Adjusting To Daily Mass
Adjusting is an interesting process—one that has led me to the significant conclusion that I should structure my days around daily Mass.
As a college freshman in her first semester, I have certainly heard my fair share about adjusting. Much of this talk and advice gave me the understanding that adjustment is unavoidable and difficult, but once its rollercoasters are through, then the steady rhythm of life will resume. Experience has (so far) yielded these expected results, as well as an important observation. Being interested as I am in living intentionally, I realized that much of adjustment is the reestablishment of ones’ ideals in a new environment. Thus, the process of adjusting became a question of how my new routines and interactions with new people would reflect my core beliefs. At Notre Dame, I have an abundance of opportunities to attend daily Mass, so the question had to be asked: how often would I go?
After some reflection, I realized daily Mass is the most important thing I could possibly do. If we are to truly consider the whole of our lives and face the facts of our mortality, then it is clear that our only focus should be God. And it follows that if knowing, loving, and serving God is our priority, then daily Mass is a fundamental part of that relationship.
Mass is defined in the glossary of the Catechism as the “principal sacramental celebration of the Church…in which the mystery of our salvation…is renewed and accomplished.” I don’t know about you, but I certainly think participating in the renewal and accomplishment of my salvation is the best use of time ever. One of my favorite lines of the Mass is in one of the prayers the priest can say after communion, about the Eucharist refreshing and nourishing us so that we may “be transformed into what we consume.” Oh, the wondrous and accurate applications of the nutritionist’s favorite saying, “you are what you eat!”
Elsewhere, I’ve heard it said that “all the intimacy in the world” is to be found in the Mass. I’ve spent a lot of time reflecting on this idea, and I agree. Put simply, God loves me so much I exist. He loves me so much he became human to truly relate to me. The all-powerful, almighty God decided he wants me to choose to spend eternity with him, so he died for me to have that option. And now, every day he invites me to literally receive him in the most personal way possible.

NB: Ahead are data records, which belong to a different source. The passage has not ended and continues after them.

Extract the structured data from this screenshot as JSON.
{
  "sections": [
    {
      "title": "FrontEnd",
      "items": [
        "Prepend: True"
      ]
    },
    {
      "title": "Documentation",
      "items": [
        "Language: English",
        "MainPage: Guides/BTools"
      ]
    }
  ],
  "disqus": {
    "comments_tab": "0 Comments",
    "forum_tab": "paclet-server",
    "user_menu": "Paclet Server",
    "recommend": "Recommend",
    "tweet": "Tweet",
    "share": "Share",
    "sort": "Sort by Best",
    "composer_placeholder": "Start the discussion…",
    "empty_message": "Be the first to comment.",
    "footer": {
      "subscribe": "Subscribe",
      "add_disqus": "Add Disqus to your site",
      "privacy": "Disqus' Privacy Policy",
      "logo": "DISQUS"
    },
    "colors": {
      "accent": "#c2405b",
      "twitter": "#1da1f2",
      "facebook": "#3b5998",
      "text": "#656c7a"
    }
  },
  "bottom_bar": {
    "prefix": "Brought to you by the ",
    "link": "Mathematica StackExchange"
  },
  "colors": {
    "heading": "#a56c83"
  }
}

I would be a fool to say no.
The part of the Eucharistic Prayer, “Behold the Lamb of God,” comes from those exact words of John the Baptist in the Gospel of John 1:35 as he sees Jesus walking by. Immediately, “the two disciples heard what he said and followed Jesus” (John 1:37). I wonder about the conviction those disciples must have had to leave everything behind a second time. How were they convinced to follow Jesus at John’s word—what was it that they saw in him as he walked by? And what is it that keeps us from that conviction? What prevents us from chasing after Jesus at Mass every day of our lives?